Sam looked up as Tyson's character died once again, this time being run over by a big boulder.
''Daddy, who's Kai?'' he said, but before Max had time to answer Tyson beat him to it;
''Kai is a mean bastard who only thinks about himself and has never been nice to anyone in his entire life.''
''He's a good Blader though'' Kenny said but Tyson just snorted at him.
''Not as good as me! Haha! Take that!'' he roared as he pushed Max's videogame character down into a pit of lava.
I started wondering what kind of weird game it was, where I sat slouching in an armchair drinking hot chocolate. Apparently, Sam wasn't as interested in Beyblading as his father, but more into singing like his mother. Still, he played Beyblade regurarly and he did know who the Bladebreakers were. He just didn't fan boy us like every other kid. When we presented ourselves to each other, he did squeal though when he saw Tyson. Apparently Ty's Blading skills didn't go unnoticed by him.

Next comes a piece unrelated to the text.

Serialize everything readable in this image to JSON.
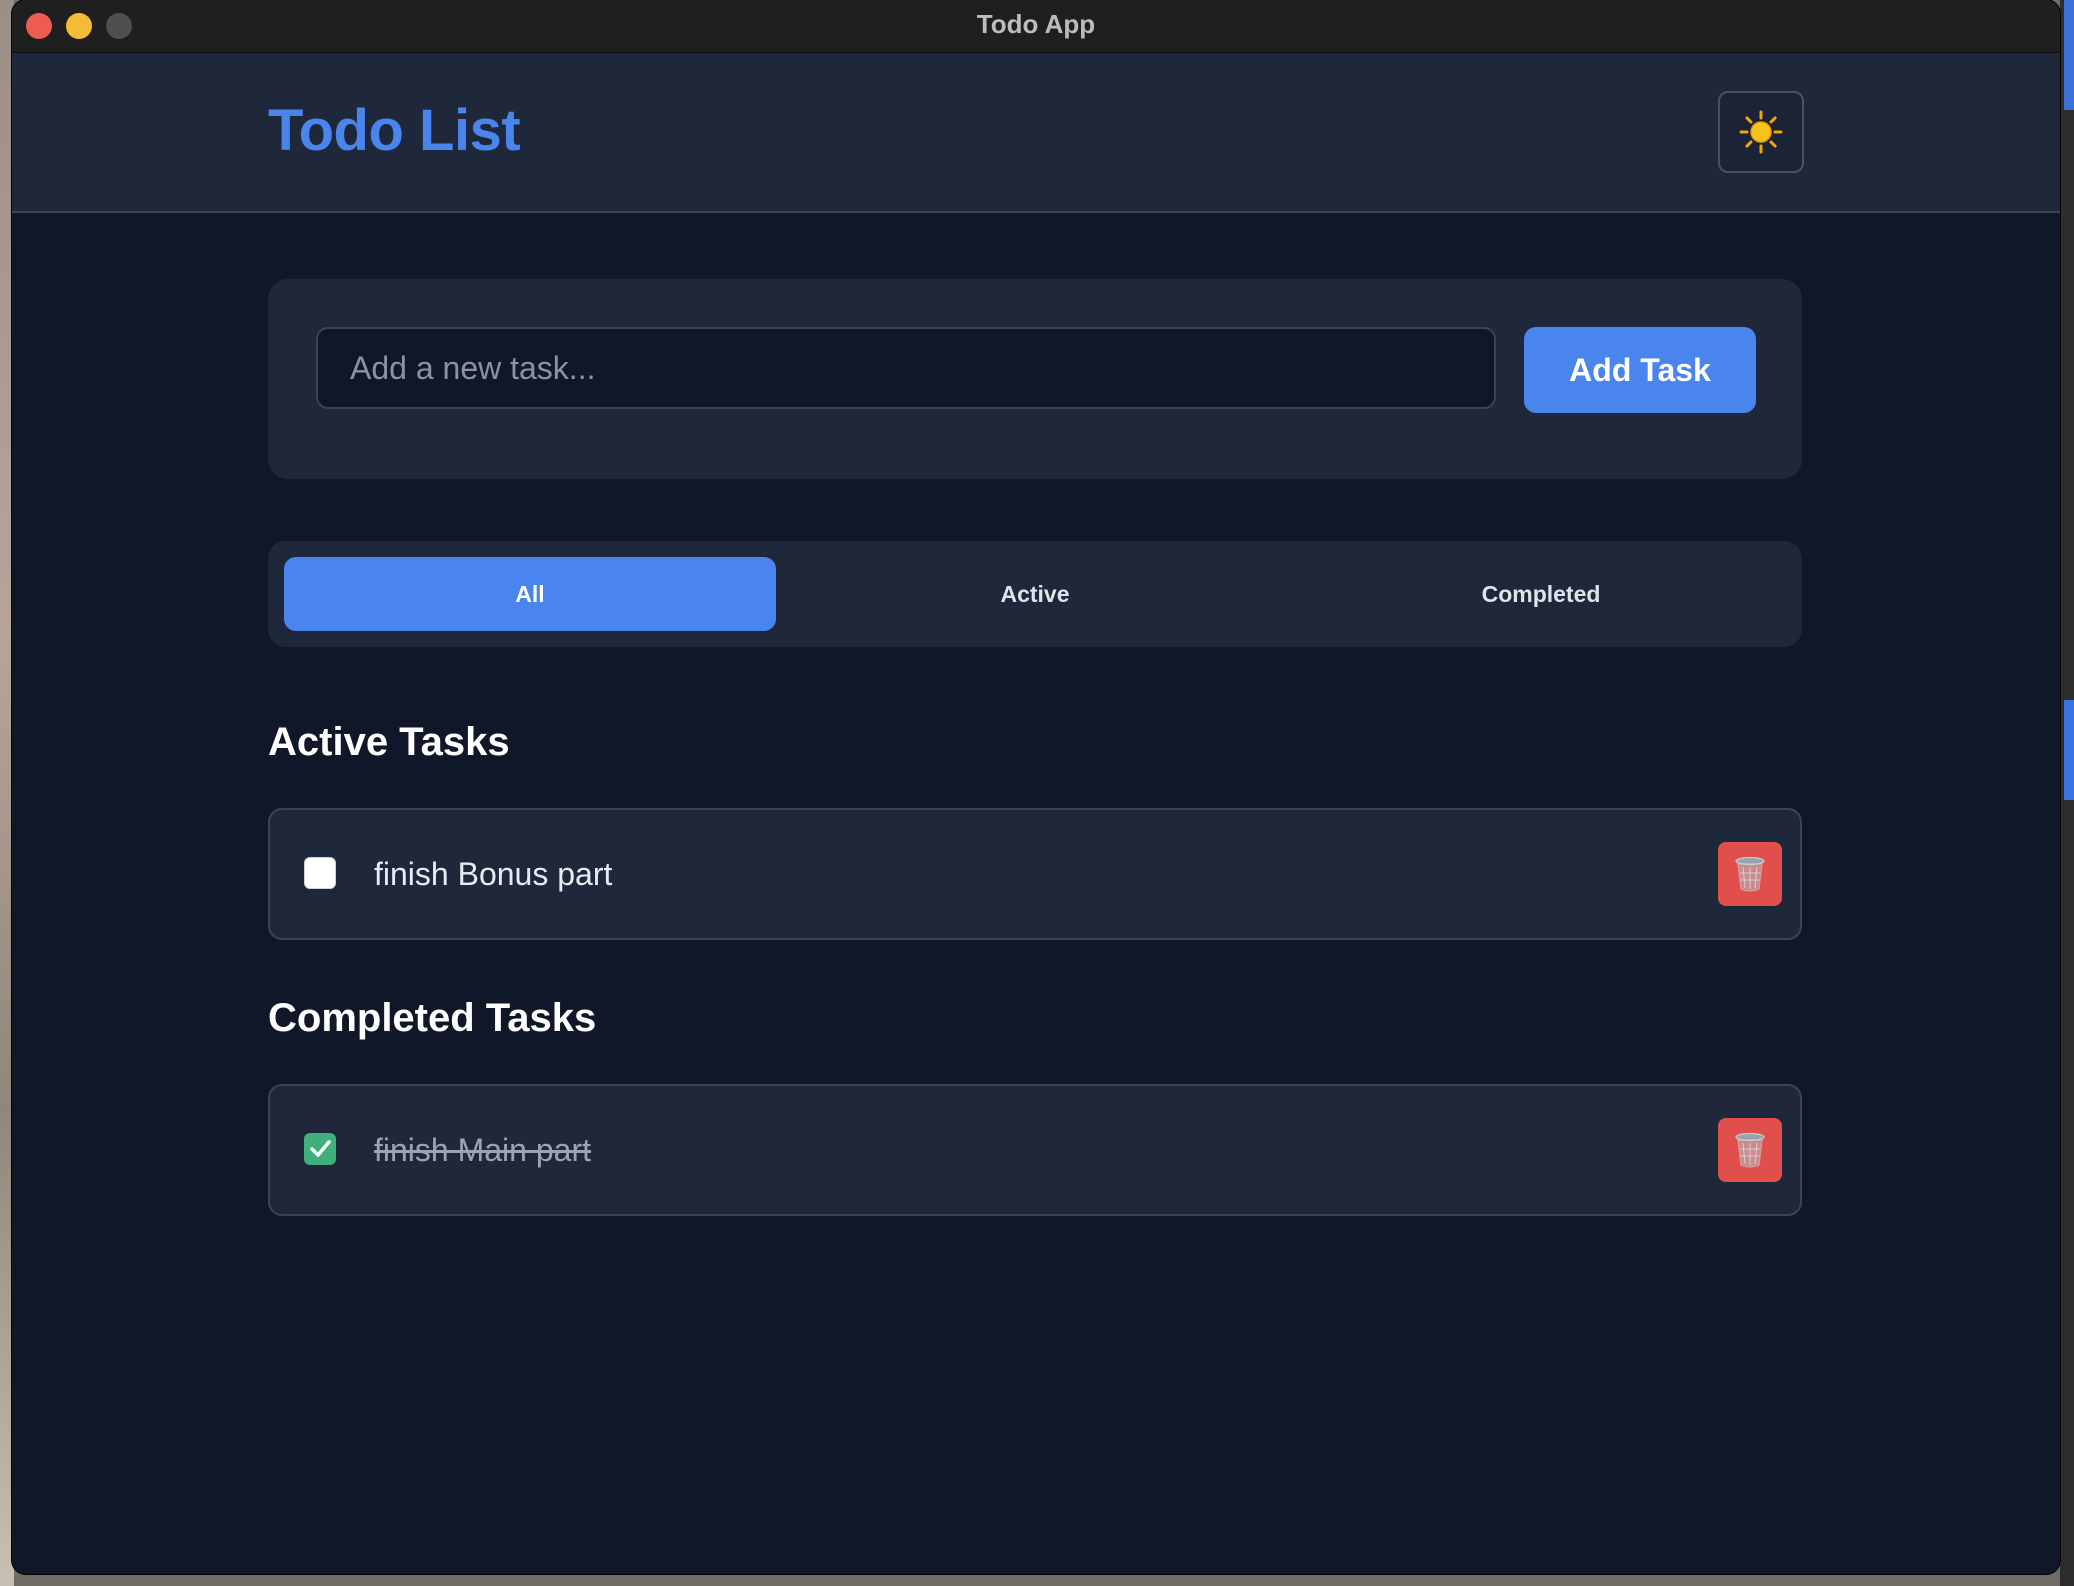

''Is he the one who made Rei cry?'' Sam asked curiosly looking up at Tyson.
I choked on my chocolate as he spoke, and I could immediately feel the others staring at me. The only thing burning hotter than their stares at my head, was the blush spreading across my cheeks. I could swear they had even stopped paying attention to the video game.
''He what?!'' Tyson cried, so high pitch it hurt my ears.
I sunk back in the chair hoping to sink through the ground and vanish forever. This was so humiliating.
''Uh… I uh…'' I stuttered desperately trying to find anything to say.
Fortunately though, I didn't have to. I was saved by the bell! Or, doorbell, to be more exact.
Max stood up and went into the hallway to see who was outside the door, and just mere seconds after he had opened it we heard a big yelp and a very familiar cry of joy.
We turned our heads to the doorway only to see a short, redheaded young man leaping into the room.